Opinion
Samudra Ratwatte
Samudra Ratwatte who passed away recently at the age of 88-years will be specially remembered for the two delightful little books she wrote on her life and times. She was born a Rambukwella and had her early education at Bishop’s College, Colombo, along with her sister, Sagarica who was head girl of the school in the 1950s. Samudra married Newell Rawatte, a tea planter who was a first cousin of Prime Miniser Sirima Bandaranaike.
After marriage, she spent nearly two decades on many upcountry tea estates during the last days of the British plantation raj. Her husband, Newell, was one of the early Ceylonese tea planters upcountry working on British-owned properties. Samudra enjoyed this life during a more spacious era made and friends with many of the British planters of that time.
In the two books she wrote, Tea and Memories and Valley of Green Memories she has described life on the tea plantations in remote upcountry areas like Madulsima. In these two books, she gives us a flavour of life on the estates when the British owned and ran them. There are very few first hand accounts of plantation life of that time and the glimpses of a vanished era she offers us are indeed of great historical value.

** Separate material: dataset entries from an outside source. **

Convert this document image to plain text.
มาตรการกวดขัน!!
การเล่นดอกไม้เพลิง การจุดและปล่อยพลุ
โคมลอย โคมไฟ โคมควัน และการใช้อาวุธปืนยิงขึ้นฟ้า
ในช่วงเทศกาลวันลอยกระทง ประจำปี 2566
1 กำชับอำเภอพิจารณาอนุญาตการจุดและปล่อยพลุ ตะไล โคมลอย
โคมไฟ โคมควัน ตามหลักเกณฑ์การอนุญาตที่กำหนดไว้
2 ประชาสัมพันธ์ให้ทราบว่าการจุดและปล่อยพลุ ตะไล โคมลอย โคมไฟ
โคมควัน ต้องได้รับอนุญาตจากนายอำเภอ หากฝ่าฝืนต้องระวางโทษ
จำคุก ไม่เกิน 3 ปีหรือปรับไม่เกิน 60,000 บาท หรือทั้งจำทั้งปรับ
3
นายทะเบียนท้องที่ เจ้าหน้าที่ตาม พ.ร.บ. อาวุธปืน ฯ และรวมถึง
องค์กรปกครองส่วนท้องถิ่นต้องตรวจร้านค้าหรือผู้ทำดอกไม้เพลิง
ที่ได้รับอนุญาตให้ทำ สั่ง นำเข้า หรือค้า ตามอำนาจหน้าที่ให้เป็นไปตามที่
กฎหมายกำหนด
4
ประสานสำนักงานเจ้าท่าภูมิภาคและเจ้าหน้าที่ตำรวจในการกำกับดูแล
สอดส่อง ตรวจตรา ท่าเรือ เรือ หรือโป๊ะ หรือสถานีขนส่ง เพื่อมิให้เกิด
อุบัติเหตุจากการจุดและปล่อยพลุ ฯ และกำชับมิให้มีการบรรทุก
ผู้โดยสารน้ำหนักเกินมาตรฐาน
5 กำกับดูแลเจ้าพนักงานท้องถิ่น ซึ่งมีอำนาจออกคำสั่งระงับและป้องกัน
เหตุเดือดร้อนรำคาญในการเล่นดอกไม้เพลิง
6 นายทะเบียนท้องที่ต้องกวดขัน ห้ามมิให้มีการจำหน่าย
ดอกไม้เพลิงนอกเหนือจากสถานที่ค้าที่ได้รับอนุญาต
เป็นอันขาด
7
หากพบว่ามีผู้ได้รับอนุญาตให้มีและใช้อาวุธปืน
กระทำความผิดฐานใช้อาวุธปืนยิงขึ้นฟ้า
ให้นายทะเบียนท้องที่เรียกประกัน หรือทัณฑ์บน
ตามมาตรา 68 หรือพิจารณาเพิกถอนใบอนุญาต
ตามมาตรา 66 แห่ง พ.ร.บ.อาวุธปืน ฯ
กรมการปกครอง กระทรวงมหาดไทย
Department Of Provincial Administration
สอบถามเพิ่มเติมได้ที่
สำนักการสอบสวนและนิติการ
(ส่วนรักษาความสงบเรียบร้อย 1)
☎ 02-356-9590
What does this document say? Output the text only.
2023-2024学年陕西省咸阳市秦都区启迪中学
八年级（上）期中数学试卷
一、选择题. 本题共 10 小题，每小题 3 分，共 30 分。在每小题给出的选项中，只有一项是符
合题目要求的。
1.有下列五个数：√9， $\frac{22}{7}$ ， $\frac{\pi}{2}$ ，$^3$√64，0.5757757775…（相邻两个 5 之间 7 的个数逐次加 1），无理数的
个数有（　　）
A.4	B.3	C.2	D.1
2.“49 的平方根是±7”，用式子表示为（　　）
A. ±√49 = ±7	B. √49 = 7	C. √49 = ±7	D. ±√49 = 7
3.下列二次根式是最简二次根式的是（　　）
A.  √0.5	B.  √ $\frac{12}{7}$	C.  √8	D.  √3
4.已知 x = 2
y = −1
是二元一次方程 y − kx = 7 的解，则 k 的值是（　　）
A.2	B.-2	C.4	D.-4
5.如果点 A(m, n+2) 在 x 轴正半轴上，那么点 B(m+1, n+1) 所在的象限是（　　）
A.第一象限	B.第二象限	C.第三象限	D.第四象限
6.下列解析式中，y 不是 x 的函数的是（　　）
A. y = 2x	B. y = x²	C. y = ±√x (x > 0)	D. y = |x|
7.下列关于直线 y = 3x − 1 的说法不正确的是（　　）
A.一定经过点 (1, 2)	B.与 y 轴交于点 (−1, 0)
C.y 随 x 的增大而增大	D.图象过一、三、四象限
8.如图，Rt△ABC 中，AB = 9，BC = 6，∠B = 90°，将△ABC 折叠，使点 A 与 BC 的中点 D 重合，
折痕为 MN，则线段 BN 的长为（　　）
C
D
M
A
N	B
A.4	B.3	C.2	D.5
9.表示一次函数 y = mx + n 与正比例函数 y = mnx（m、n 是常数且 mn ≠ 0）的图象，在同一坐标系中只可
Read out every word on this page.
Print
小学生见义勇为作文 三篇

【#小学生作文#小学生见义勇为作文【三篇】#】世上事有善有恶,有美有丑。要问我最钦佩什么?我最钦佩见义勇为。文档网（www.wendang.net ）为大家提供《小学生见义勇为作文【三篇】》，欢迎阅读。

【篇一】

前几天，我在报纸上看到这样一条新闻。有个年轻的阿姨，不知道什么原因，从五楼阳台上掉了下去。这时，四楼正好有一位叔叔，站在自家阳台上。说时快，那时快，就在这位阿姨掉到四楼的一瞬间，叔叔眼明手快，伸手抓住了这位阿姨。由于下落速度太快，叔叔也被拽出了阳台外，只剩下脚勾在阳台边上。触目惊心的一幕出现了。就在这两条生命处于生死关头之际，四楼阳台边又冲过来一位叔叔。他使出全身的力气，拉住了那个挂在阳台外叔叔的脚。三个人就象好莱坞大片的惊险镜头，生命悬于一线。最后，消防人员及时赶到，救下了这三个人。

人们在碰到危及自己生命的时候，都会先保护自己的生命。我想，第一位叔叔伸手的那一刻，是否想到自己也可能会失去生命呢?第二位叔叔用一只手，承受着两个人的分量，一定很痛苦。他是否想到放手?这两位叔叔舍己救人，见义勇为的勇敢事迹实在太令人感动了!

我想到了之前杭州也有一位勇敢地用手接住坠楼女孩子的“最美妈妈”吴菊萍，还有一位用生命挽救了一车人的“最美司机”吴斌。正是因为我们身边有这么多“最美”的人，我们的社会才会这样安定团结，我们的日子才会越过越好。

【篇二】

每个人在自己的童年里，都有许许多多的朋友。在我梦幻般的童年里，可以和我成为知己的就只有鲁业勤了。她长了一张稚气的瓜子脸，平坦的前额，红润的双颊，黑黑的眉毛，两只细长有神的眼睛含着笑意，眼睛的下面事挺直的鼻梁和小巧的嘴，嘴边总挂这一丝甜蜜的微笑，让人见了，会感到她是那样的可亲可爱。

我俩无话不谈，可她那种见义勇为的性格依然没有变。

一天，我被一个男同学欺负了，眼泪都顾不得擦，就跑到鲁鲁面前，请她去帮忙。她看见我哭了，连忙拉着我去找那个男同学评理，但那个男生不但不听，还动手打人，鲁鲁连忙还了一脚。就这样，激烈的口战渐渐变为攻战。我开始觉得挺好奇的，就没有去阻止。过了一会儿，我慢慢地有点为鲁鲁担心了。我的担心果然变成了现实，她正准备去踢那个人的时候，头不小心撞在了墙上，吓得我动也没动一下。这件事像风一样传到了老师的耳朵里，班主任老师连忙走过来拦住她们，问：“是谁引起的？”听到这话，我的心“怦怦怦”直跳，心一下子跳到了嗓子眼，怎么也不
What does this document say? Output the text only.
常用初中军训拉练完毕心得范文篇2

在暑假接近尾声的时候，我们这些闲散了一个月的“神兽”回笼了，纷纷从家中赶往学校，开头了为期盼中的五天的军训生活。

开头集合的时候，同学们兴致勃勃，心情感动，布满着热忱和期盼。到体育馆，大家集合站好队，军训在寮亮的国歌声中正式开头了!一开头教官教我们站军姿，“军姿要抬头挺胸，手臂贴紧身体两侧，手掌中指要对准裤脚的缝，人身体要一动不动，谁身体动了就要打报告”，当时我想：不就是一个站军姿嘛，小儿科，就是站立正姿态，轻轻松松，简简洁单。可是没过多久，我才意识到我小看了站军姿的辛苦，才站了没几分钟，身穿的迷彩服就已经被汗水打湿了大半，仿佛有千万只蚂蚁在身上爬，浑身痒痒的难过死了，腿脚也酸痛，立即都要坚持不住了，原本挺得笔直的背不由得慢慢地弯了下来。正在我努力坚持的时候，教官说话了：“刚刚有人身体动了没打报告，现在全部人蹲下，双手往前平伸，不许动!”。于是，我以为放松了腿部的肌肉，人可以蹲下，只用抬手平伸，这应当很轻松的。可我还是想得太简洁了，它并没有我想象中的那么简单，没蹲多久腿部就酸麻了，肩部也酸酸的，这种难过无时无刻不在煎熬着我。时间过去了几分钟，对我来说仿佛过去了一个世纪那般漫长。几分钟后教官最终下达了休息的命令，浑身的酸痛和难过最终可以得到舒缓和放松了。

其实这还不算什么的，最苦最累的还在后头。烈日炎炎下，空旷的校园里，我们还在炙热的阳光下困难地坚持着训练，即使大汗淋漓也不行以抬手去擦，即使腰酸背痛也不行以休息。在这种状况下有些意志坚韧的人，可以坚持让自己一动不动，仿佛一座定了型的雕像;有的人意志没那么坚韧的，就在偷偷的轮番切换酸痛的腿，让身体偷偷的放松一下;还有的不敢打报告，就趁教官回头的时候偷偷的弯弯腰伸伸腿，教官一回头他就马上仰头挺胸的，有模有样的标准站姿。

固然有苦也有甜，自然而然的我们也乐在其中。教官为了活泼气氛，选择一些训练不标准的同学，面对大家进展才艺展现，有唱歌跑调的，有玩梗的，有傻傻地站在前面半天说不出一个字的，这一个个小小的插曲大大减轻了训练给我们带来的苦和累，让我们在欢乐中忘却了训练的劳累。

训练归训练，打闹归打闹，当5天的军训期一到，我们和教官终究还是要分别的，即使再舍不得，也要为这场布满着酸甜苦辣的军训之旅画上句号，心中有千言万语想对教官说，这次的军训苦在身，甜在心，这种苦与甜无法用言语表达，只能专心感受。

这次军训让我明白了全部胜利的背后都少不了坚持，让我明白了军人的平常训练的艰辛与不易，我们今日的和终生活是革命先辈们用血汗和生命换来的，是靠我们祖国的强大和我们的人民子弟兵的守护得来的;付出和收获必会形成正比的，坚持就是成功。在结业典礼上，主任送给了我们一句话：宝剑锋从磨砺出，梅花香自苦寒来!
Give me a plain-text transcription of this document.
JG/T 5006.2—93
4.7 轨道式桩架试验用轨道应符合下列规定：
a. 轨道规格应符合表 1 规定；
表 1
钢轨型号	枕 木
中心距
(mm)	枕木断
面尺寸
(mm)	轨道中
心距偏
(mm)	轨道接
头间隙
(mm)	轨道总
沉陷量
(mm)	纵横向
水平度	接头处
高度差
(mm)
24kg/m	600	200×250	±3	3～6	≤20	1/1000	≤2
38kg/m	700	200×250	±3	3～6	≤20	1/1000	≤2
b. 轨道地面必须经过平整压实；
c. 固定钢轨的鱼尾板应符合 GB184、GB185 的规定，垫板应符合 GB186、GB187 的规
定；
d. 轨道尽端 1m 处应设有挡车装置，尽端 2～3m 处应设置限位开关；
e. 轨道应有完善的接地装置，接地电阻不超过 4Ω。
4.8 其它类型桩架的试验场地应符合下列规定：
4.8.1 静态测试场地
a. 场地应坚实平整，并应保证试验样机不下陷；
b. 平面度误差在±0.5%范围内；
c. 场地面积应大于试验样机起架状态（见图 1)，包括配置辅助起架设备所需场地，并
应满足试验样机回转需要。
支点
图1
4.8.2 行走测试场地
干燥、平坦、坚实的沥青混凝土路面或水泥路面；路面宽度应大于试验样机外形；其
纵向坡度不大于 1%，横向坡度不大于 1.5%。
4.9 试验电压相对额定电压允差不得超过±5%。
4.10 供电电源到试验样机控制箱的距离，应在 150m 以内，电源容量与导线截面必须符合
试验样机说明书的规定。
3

Her husband, Newell, passed away relatively early in life and Samudra had a long widowhood. During the latter part of her life, she was cared for by Sagarica, who was married the well known journalist, Lucian Rajakarunanayake. Samudra had enoromous knowledge of Kandyan families – the Dissawes and the Rate Mahattayas of her time and before, to whom her husband and she were connected in various ways. She was thinking of writing another book on this subject but failing health intervened.